Amy recordó su promesa.

—Rachel me dijo que le diera recuerdos de su parte.

—Vaya. Estaba pensando en ella. ¿Qué aspecto tenía?

—Está muy guapa. Nunca había podido verla con claridad hasta ahora. Pero también triste. Estaba mirando la casa, como si contuviera algo que ella deseara.

Carter pareció sorprenderse.

—Pues claro, sus hijos, señorita Amy. Pensaba que lo sabía.

Amy negó con la cabeza.

—Haley y el pequeño. La mujer, donde está, no puede verlos ni tocarlos. Siempre está soñando con sus chavales. Es su pena más amarga.

Amy comprendió por fin.

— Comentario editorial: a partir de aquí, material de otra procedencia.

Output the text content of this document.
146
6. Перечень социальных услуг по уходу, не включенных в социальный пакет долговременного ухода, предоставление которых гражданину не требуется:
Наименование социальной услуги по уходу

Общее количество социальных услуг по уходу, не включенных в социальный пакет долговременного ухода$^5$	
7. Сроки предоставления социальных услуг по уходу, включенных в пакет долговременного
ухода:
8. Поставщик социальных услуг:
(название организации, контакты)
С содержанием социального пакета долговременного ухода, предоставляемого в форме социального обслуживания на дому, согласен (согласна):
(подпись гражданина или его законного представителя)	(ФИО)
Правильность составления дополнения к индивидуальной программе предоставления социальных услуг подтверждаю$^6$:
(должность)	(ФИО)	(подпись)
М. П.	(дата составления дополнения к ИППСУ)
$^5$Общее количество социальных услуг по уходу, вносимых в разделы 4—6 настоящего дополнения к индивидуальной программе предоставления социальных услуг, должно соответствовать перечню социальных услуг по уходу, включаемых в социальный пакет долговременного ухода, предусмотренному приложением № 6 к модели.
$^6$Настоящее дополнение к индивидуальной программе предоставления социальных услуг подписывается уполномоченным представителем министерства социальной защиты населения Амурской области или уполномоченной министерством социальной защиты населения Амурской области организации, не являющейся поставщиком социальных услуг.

Rachel se había ahogado, abandonando a sus hijos.

—¿Volverá a verlos algún día?

—Espero que sí, cuando esté preparada. Es a ella misma a quien ha de perdonar, por abandonarlos como lo hizo.

Dio la impresión de que sus palabras flotaban en el aire, no sólo los sonidos, sino cosas con forma y sustancia. La temperatura estaba bajando. Las hojas habían empezado a caer.

—Ella no es la única, señorita Amy. Algunas personas son incapaces de encontrar su camino. Para algunas es una mala sensación en la mente. Otras no pueden olvidarlo. Son las que aman demasiado.

En la piscina, el cuerpo de Rachel Wood había completado su largo ascenso y flotaba en la superficie. Amy contempló la mesa. Sabía lo que Carter le estaba diciendo. Cada día corto el césped, pensó. Cada día ella emerge.

—Ha de ir a verle —dijo Carter—. Enseñarle el camino.

—Es que… —Notó sus ojos clavados en la cara—. No sé cómo.

El hombre extendió la mano por encima de la mesa, tomó su barbilla y le levantó el rostro.

—La conozco, señorita Amy. Es como si hubiera estado dentro de mí toda la vida. Fue usted hecha para enderezar este mundo. Pero Wolgast sólo es un hombre. Ha llegado su momento. Ha de devolverlo.

Las lágrimas temblaron en su garganta.

—Pero ¿qué haré sin él?

—Lo que siempre ha hecho —dijo Anthony Carter, y la miró sonriente a los ojos—. Lo que hace ahora. Ser Amy.